Originally posted by MeowMix
I would contend that working in an academic research lab in the basic sciences is not real life, for most grad students. You are insulated from the consequences and the financial aspects of your work. Most major decisions are made by someone else; your advisor bears most of the responsibility for your actions. As one faculty member told me, if your grad student gets great results, it's because they're smart; if they do poor work, then it's your fault as their advisor. In this sense, it is not realistic. As a grad student, you usually do not have to deal with personnel issues; you generally do not have to deal with shifting priorities; you usually do not have to multi-task on a dozen projects with moving deadlines; you never have to worry about a lack of clients or funding if you do poor work. You don't have a senior manager, institute director, or department chair calling you up and asking you to produce a report in 2 hours at the end of the day on Friday because they forgot to tell you about their deadline. It is a rarefied and unusual environment.
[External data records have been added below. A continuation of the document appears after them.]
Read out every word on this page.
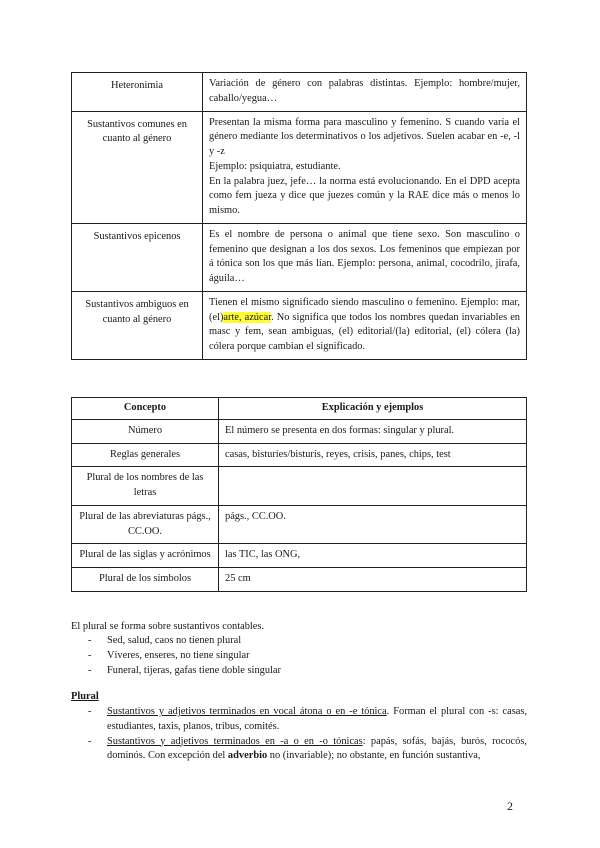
Heteronimia	Variación de género con palabras distintas. Ejemplo: hombre/mujer, caballo/yegua…
Sustantivos comunes en cuanto al género	Presentan la misma forma para masculino y femenino. S cuando varía el género mediante los determinativos o los adjetivos. Suelen acabar en -e, -l y -z
Ejemplo: psiquiatra, estudiante.
En la palabra juez, jefe… la norma está evolucionando. En el DPD acepta como fem jueza y dice que juezes común y la RAE dice más o menos lo mismo.

Sustantivos epicenos	Es el nombre de persona o animal que tiene sexo. Son masculino o femenino que designan a los dos sexos. Los femeninos que empiezan por á tónica son los que más lían. Ejemplo: persona, animal, cocodrilo, jirafa, águila…
Sustantivos ambiguos en cuanto al género	Tienen el mismo significado siendo masculino o femenino. Ejemplo: mar, (el)arte, azúcar. No significa que todos los nombres quedan invariables en masc y fem, sean ambiguas, (el) editorial/(la) editorial, (el) cólera (la) cólera porque cambian el significado.
Concepto	Explicación y ejemplos
Número	El número se presenta en dos formas: singular y plural.
Reglas generales	casas, bisturíes/bisturís, reyes, crisis, panes, chips, test
Plural de los nombres de las letras	
Plural de las abreviaturas págs., CC.OO.	págs., CC.OO.
Plural de las siglas y acrónimos	las TIC, las ONG,
Plural de los símbolos	25 cm

El plural se forma sobre sustantivos contables.

- Sed, salud, caos no tienen plural
- Víveres, enseres, no tiene singular
- Funeral, tijeras, gafas tiene doble singular

Plural

- Sustantivos y adjetivos terminados en vocal átona o en -e tónica. Forman el plural con -s: casas, estudiantes, taxis, planos, tribus, comités.
- Sustantivos y adjetivos terminados en -a o en -o tónicas: papás, sofás, bajás, burós, rococós, dominós. Con excepción del adverbio no (invariable); no obstante, en función sustantiva,
2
Man, This post REEKS of ignorance. You obviously know NOTHING about the dynamics of a research lab and are speaking purely from conjecture and rumor. When I screw up, my PI have no compuncture hanging my ass out to dry. She is brilliant and does not want her lab brought down by one student's mistake. For this reason, experiments and controls are carefully planned. If I deviate from protocol, she will sit back in her chair and ask, "Didn't the protocol ask you to do xxxxx? Then why didn't you? Protocols exist becuase THEY WORK."
Your ideas about funding: You really couldn't be further off from the mark. Our lab just exausted a grant and my next priority is to obtain funding for my pre-doctoral studies so that my place in the lab is not a financial burden.
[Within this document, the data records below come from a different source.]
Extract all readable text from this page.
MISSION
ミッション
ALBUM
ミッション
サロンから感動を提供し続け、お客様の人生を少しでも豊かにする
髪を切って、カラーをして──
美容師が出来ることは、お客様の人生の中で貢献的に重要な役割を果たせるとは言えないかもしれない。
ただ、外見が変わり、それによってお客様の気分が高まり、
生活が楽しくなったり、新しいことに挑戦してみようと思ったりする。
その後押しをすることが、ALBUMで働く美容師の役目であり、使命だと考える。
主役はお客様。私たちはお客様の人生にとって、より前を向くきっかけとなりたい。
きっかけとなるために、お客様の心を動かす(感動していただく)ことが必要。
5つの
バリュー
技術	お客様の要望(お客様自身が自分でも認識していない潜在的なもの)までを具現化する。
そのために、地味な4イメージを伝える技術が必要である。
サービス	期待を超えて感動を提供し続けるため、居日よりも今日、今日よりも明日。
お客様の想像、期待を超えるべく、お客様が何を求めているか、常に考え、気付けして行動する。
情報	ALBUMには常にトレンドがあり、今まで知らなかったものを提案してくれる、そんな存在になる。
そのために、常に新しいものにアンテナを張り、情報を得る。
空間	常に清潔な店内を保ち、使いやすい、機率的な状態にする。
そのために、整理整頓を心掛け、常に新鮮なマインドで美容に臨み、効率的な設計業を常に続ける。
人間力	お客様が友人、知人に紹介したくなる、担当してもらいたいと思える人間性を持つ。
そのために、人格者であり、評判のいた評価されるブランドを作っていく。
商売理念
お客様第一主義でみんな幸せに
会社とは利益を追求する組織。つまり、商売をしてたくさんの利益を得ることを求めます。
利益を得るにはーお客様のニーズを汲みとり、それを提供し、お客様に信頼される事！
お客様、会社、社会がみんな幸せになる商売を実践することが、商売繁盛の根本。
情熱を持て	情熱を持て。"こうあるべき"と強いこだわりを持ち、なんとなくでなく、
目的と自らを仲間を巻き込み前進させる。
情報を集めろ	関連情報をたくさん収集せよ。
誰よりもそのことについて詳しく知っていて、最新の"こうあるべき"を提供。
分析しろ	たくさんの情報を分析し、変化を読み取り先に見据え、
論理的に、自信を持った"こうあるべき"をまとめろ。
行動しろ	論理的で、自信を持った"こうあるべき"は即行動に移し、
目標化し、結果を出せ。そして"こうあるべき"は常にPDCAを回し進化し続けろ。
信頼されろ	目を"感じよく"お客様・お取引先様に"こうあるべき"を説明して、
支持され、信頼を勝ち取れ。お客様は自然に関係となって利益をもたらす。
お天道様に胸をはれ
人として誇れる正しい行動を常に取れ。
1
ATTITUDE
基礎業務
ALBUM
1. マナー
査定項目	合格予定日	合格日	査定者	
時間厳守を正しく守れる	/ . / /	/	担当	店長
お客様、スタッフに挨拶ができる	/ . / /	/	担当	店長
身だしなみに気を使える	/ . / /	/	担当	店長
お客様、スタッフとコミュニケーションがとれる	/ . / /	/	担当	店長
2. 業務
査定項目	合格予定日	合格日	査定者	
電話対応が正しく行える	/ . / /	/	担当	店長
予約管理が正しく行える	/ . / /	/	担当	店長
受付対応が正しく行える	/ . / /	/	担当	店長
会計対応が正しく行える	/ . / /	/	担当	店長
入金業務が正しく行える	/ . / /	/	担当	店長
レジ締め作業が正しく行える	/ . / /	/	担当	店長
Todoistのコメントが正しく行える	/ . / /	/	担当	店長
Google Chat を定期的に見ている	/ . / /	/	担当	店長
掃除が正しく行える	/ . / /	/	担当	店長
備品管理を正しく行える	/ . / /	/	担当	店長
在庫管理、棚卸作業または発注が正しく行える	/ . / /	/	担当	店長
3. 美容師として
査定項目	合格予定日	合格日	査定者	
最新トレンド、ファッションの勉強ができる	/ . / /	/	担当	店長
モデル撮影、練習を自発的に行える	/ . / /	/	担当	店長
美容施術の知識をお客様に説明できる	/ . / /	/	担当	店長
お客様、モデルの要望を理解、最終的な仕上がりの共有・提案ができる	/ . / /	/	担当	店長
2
Honestly, reading your post frustrates me. I said it before, but the important point is that you have spouted pure ignorance. My school trains students as if they will go on to have their own academic lab, so we are not "insulated" as you want to insinuate.
And this gem:
"As one faculty member told me, if your grad student gets great results, it's because they're smart; if they do poor work, then it's your fault as their advisor"
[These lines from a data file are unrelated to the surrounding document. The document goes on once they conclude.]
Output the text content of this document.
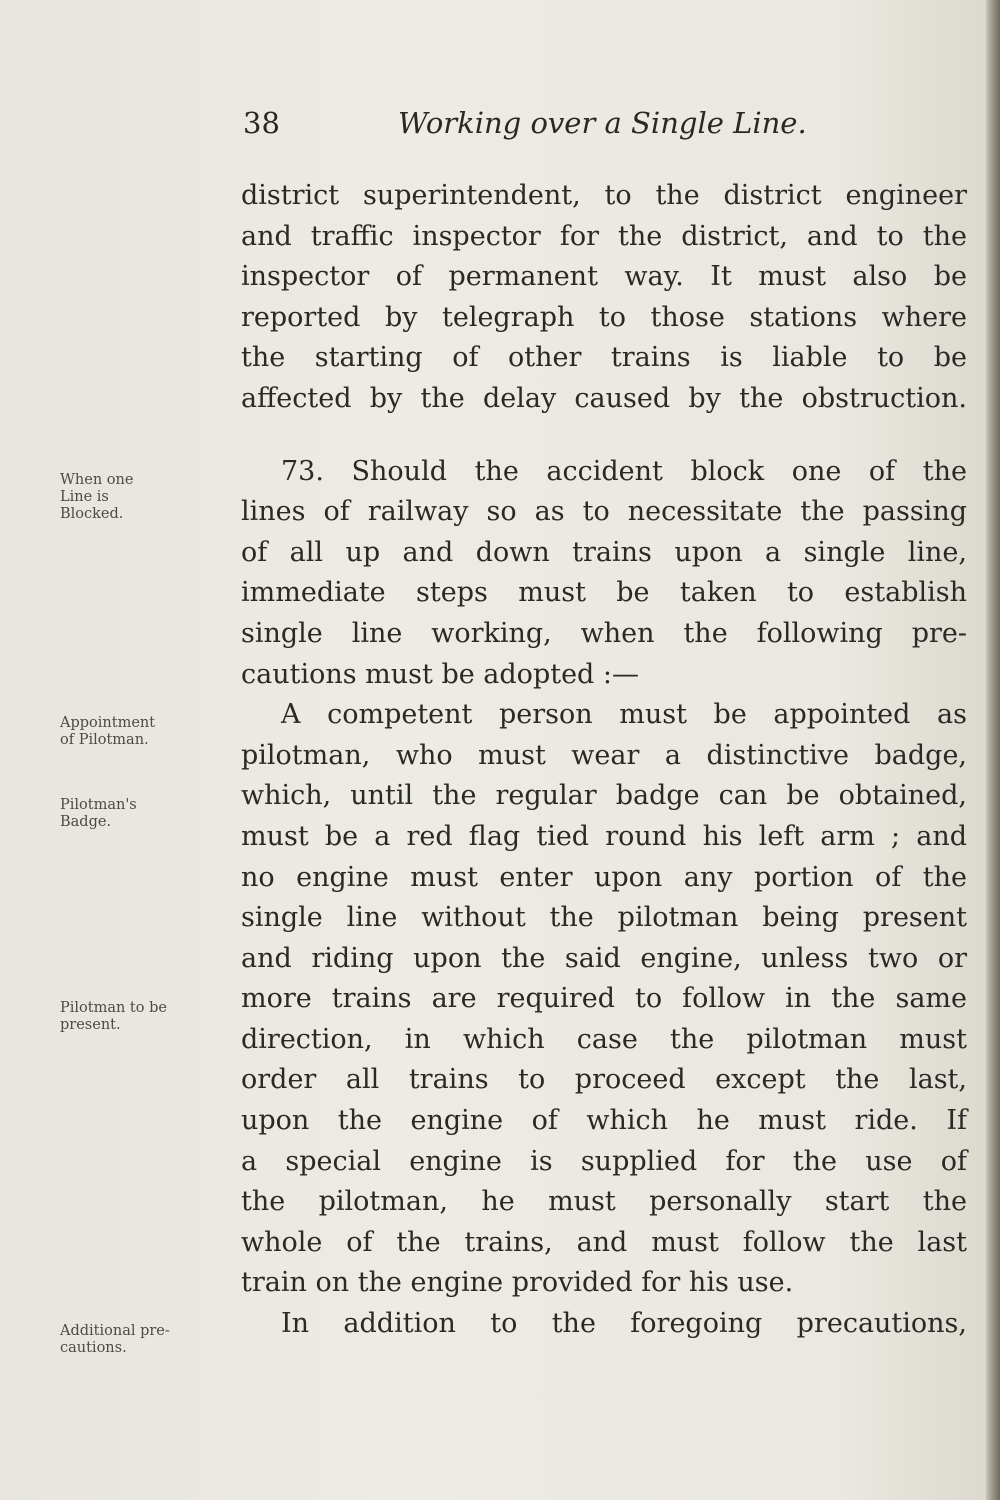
38	Working over a Single Line.
When one
Line is
Blocked.
Appointment
of Pilotman.
Pilotman's
Badge.
Pilotman to be
present.
Additional pre-
cautions.
district superintendent, to the district engineer
and traffic inspector for the district, and to the
inspector of permanent way. It must also be
reported by telegraph to those stations where
the starting of other trains is liable to be
affected by the delay caused by the obstruction.
73. Should the accident block one of the
lines of railway so as to necessitate the passing
of all up and down trains upon a single line,
immediate steps must be taken to establish
single line working, when the following pre-
cautions must be adopted :—
A competent person must be appointed as
pilotman, who must wear a distinctive badge,
which, until the regular badge can be obtained,
must be a red flag tied round his left arm ; and
no engine must enter upon any portion of the
single line without the pilotman being present
and riding upon the said engine, unless two or
more trains are required to follow in the same
direction, in which case the pilotman must
order all trains to proceed except the last,
upon the engine of which he must ride. If
a special engine is supplied for the use of
the pilotman, he must personally start the
whole of the trains, and must follow the last
train on the engine provided for his use.
In addition to the foregoing precautions,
Wow. The faculty member who told you this (Personally, I think you're lying and made this "observation" on your own) couldn't be more wrong. Students in their fourth year who haven't published have done so because of lack of focus, poor lab skills and awkward/pointless projects. It has nothing to do with the PI.
If you want to make more posts about what a PhD program is like, please talk to someone, as opposed to making things up from what you think you see/know. Your ignorance about grad school is astounding and I hope that this ignorance is passed on to you patients.